濃い榛色の鳥が霧にぶつかり、閃光と共に弾けた。白い光が目を射る。爆音と爆風が巻き起こって霧は霧散した。
「おら、もう一丁ッ!」
袖口に腕を潜らせて三羽の雀をつかみだすと、今度は上に放り投げる。片手で印を結ぶと雀は三ヶ所に散り、そこでほどけるように何本もの光の筋になって藪の中に降り注いだ。
「うわ・・・ッ」
藪が内側から閃光を洩らし、次いで燃え上がる。覆面の男が飛び出してきた。吹筒を構えている。
「よし、三弾目・・・あ、おいッ!」
再び懐に手を入れたデイダラの横から、藻裾が飛び上がった。
「いい加減に、しやがれ、この死に体ヤローがああァァァァ!!!」
吹筒の標準が追って来るのにも拘らず、片足を高く上げて、勢いよく降り下ろす。
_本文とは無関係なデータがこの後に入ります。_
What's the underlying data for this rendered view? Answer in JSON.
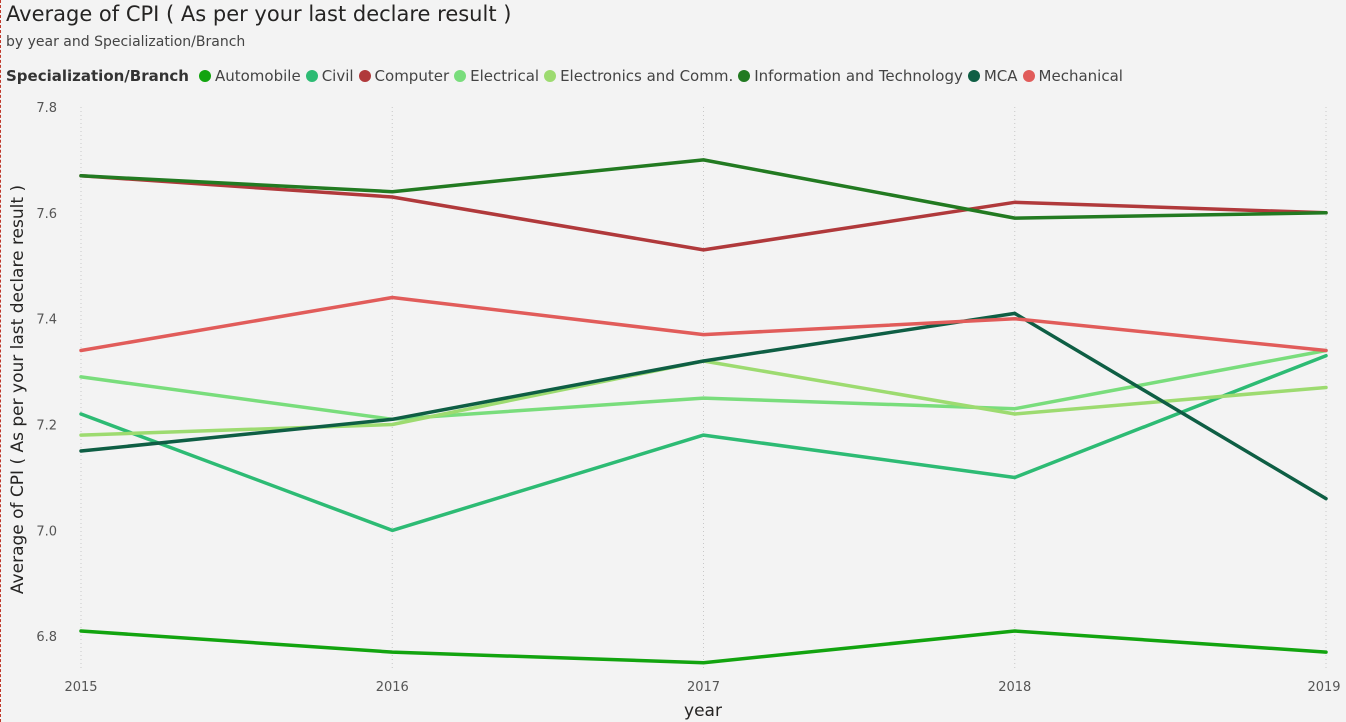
{
  "chart_data": {
    "type": "line",
    "title": "Average of CPI ( As per your last declare result )",
    "subtitle": "by year and Specialization/Branch",
    "legend_title": "Specialization/Branch",
    "legend_placement": "top-left",
    "xlabel": "year",
    "ylabel": "Average of CPI ( As per your last declare result )",
    "x": [
      "2015",
      "2016",
      "2017",
      "2018",
      "2019"
    ],
    "ylim": [
      6.74,
      7.8
    ],
    "yticks": [
      "6.8",
      "7.0",
      "7.2",
      "7.4",
      "7.6",
      "7.8"
    ],
    "grid": "vertical dotted",
    "series": [
      {
        "name": "Automobile",
        "color": "#12a40f",
        "values": [
          6.81,
          6.77,
          6.75,
          6.81,
          6.77
        ]
      },
      {
        "name": "Civil",
        "color": "#2dbb74",
        "values": [
          7.22,
          7.0,
          7.18,
          7.1,
          7.33
        ]
      },
      {
        "name": "Computer",
        "color": "#b0393b",
        "values": [
          7.67,
          7.63,
          7.53,
          7.62,
          7.6
        ]
      },
      {
        "name": "Electrical",
        "color": "#79dd7c",
        "values": [
          7.29,
          7.21,
          7.25,
          7.23,
          7.34
        ]
      },
      {
        "name": "Electronics and Comm.",
        "color": "#9ddb70",
        "values": [
          7.18,
          7.2,
          7.32,
          7.22,
          7.27
        ]
      },
      {
        "name": "Information and Technology",
        "color": "#227a21",
        "values": [
          7.67,
          7.64,
          7.7,
          7.59,
          7.6
        ]
      },
      {
        "name": "MCA",
        "color": "#0e5e44",
        "values": [
          7.15,
          7.21,
          7.32,
          7.41,
          7.06
        ]
      },
      {
        "name": "Mechanical",
        "color": "#e15c5a",
        "values": [
          7.34,
          7.44,
          7.37,
          7.4,
          7.34
        ]
      }
    ]
  }
}
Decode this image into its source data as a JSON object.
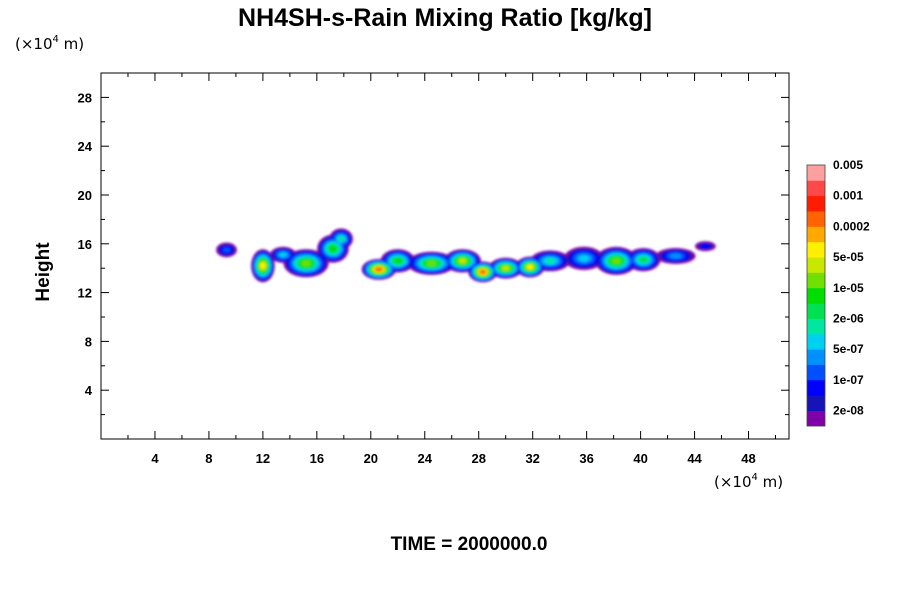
{
  "chart_data": {
    "type": "heatmap",
    "title": "NH4SH-s-Rain Mixing Ratio [kg/kg]",
    "ylabel": "Height",
    "x_unit": {
      "prefix": "(×10",
      "exp": "4",
      "suffix": " m)"
    },
    "y_unit": {
      "prefix": "(×10",
      "exp": "4",
      "suffix": " m)"
    },
    "xlim": [
      0,
      51
    ],
    "ylim": [
      0,
      30
    ],
    "x_ticks": [
      4,
      8,
      12,
      16,
      20,
      24,
      28,
      32,
      36,
      40,
      44,
      48
    ],
    "y_ticks": [
      4,
      8,
      12,
      16,
      20,
      24,
      28
    ],
    "x_minor_step": 2,
    "y_minor_step": 2,
    "time_label": "TIME = 2000000.0",
    "colorbar": {
      "colors": [
        "#7f00a8",
        "#1414b8",
        "#0000ff",
        "#0050ff",
        "#0090ff",
        "#00d0f0",
        "#00e8a0",
        "#00e050",
        "#00dd00",
        "#70e000",
        "#c8e800",
        "#ffef00",
        "#ffa800",
        "#ff6400",
        "#ff1c00",
        "#ff4848",
        "#ffa0a0"
      ],
      "labels": [
        "2e-08",
        "1e-07",
        "5e-07",
        "2e-06",
        "1e-05",
        "5e-05",
        "0.0002",
        "0.001",
        "0.005"
      ]
    },
    "cloud_cells": [
      {
        "x": 9.3,
        "y": 15.5,
        "rx": 0.7,
        "ry": 0.55,
        "peak": 3
      },
      {
        "x": 12.0,
        "y": 14.2,
        "rx": 0.8,
        "ry": 1.3,
        "peak": 11
      },
      {
        "x": 13.5,
        "y": 15.1,
        "rx": 0.9,
        "ry": 0.6,
        "peak": 5
      },
      {
        "x": 15.2,
        "y": 14.4,
        "rx": 1.6,
        "ry": 1.1,
        "peak": 9
      },
      {
        "x": 17.2,
        "y": 15.6,
        "rx": 1.1,
        "ry": 1.1,
        "peak": 8
      },
      {
        "x": 17.8,
        "y": 16.4,
        "rx": 0.8,
        "ry": 0.8,
        "peak": 6
      },
      {
        "x": 20.6,
        "y": 13.9,
        "rx": 1.2,
        "ry": 0.8,
        "peak": 13
      },
      {
        "x": 22.0,
        "y": 14.6,
        "rx": 1.2,
        "ry": 0.9,
        "peak": 8
      },
      {
        "x": 24.5,
        "y": 14.4,
        "rx": 1.7,
        "ry": 0.9,
        "peak": 9
      },
      {
        "x": 26.8,
        "y": 14.6,
        "rx": 1.3,
        "ry": 0.9,
        "peak": 10
      },
      {
        "x": 28.3,
        "y": 13.7,
        "rx": 1.0,
        "ry": 0.8,
        "peak": 13
      },
      {
        "x": 30.0,
        "y": 14.0,
        "rx": 1.2,
        "ry": 0.8,
        "peak": 10
      },
      {
        "x": 31.8,
        "y": 14.1,
        "rx": 1.0,
        "ry": 0.8,
        "peak": 11
      },
      {
        "x": 33.3,
        "y": 14.6,
        "rx": 1.4,
        "ry": 0.8,
        "peak": 6
      },
      {
        "x": 35.8,
        "y": 14.8,
        "rx": 1.4,
        "ry": 0.9,
        "peak": 5
      },
      {
        "x": 38.2,
        "y": 14.6,
        "rx": 1.5,
        "ry": 1.1,
        "peak": 9
      },
      {
        "x": 40.2,
        "y": 14.7,
        "rx": 1.2,
        "ry": 0.9,
        "peak": 7
      },
      {
        "x": 42.6,
        "y": 15.0,
        "rx": 1.4,
        "ry": 0.6,
        "peak": 4
      },
      {
        "x": 44.8,
        "y": 15.8,
        "rx": 0.7,
        "ry": 0.35,
        "peak": 2
      }
    ]
  }
}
その足にまるで引っ張られる様に急降下して、藻裾は男の頭上に恐ろしい勢いで踵落としを決めた。
「速ェ・・・」
思わず目を見張ったデイダラに、杏可也がおっとりと答える。
「あのコの靴には鉛が仕込んでありますからね」
「鉛ィ?バッカじゃねえの!?何だソレ」
倒れ混んだ男の背中を踏みつけて、藻裾がまた吠える。